Rake Pilot Review: “Dean’s Life is Falling apart. Kinnear Makes it a Joy to Watch”
BY Jennifer Griffin
Published 9 years ago
Meet Keegan Dean, a man furiously treading the waters of life as he attempts to keep his head above the rising tide. A once brilliant lawyer, Dean now operates out of a borrowed office, a borrowed car and yesterday’s clothes. His last case saw him defending himself. He might be able to get his act together if he didn’t have all those gambling debts to worry about, not mention a crazed ex who may just be trying to kill him, a debt-collector who likes to beat him up every so often, and the fact that he’s recently fallen in love with a prostitute who wants nothing to do with him.

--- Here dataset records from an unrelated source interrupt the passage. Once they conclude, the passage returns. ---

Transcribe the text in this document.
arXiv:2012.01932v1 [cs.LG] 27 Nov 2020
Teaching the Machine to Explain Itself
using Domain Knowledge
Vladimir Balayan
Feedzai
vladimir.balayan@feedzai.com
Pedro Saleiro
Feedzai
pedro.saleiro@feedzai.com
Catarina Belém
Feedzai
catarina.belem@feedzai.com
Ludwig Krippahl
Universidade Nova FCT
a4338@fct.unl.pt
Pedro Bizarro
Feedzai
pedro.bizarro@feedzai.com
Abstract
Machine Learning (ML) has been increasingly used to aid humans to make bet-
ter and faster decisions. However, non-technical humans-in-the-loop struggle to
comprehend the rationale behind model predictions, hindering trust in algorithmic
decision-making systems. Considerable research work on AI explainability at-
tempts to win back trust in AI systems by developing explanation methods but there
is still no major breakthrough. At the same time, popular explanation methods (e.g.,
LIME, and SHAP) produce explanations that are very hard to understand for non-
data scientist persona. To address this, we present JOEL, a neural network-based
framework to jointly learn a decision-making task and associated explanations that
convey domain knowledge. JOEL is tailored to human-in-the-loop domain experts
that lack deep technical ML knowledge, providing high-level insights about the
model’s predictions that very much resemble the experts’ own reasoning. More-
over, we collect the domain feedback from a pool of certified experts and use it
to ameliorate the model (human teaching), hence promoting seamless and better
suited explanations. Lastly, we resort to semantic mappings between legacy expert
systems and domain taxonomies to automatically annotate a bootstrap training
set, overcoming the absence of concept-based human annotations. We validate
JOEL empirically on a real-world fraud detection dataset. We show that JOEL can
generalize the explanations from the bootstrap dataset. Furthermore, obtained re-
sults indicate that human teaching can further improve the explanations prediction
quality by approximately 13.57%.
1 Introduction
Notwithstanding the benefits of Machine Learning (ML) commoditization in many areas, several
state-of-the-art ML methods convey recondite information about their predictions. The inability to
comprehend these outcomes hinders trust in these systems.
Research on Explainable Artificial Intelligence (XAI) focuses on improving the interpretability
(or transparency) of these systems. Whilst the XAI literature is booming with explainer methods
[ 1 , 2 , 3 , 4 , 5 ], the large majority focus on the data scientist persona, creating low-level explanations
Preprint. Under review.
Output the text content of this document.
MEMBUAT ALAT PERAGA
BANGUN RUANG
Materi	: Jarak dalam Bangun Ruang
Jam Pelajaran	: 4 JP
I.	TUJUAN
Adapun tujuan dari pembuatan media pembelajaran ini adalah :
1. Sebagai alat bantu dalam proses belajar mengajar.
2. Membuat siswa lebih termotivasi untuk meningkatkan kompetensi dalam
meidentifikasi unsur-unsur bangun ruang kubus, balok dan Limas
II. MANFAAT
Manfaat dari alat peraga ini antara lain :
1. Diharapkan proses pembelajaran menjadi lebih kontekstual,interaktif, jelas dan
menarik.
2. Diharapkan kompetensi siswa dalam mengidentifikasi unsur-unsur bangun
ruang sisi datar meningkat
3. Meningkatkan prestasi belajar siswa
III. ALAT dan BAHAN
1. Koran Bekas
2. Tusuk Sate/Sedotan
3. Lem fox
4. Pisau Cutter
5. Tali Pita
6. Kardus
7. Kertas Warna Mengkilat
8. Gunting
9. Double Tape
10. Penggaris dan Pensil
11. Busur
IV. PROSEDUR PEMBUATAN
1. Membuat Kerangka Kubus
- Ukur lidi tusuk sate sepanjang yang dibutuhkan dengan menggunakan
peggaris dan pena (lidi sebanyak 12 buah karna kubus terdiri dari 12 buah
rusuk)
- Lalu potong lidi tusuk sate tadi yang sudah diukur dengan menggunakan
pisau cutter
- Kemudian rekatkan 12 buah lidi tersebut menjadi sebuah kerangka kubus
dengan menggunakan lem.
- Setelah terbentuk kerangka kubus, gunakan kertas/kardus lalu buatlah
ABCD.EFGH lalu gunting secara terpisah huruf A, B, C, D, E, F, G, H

Rake is a new legal drama coming to FOX this mid-season. Starring the affable and capable Greg Kinnear (Little Miss Sunshine, The Kennedys) in his TV series debut as the rakish Keegan Dean, the show comes from Peter Duncan (who created the Australian version), and executive producers Peter Tolan (Rescue Me, Analyze This) and Michael Wimer (2012).
ScreenSpy recently had the opportunity to screen the pilot episode, and although we’re told it’s not available for a full review just yet (there may be some tweaking before it hits the air in late Fall) we can share some first impressions with you.
Greg Kinnear deserves props for making a character so swiss-cheesed with flaws genuinely engaging to watch. We’re not sure why he hesitated for so long before finally committing to a TV project (mini series aside), but we get the feeling it took a character like Keegan Dean to make it worthwhile. Whether we’re looking at Dean’s flashes of brilliance in the courtroom, or the flashes of arrogance that pepper his personal life, there’s a real sense of charm, warmth and humor present that a lesser actor might struggle to get across. Like Hugh Laurie’s Gregory House before him, Kinnear’s Keegan Dean is one of TV’s originals.
Rake is in essence a legal drama, and it looks likely we’ll see Dean taking on weekly cases that no one else will touch. (The pilot sees him defending a self-confessed cannibal!) Despite serving up a decent measure of wackiness, the show steers clear of the out-there themes of a Boston Legal or an Ally McBeal style legal drama by cutting any potential for saccharine with Dean’s less attractive qualities – including gambling, drinking and prostitution.
The pilot also sets several plot plates spinning, suggesting there may be more on offer in future episodes than just the courtroom as the the consequences of Dean’s misadventures come home to roost.
Our bottom line: Rake is a refreshing take on the legal drama and shows some solid potential. It deserves to do well on this basis alone. Add to this an eminently capable lead like Greg Kinnear and you’ve got some must see TV lined up for Fall. Keegan Dean’s life may be falling apart but Kinnear makes it a joy to watch.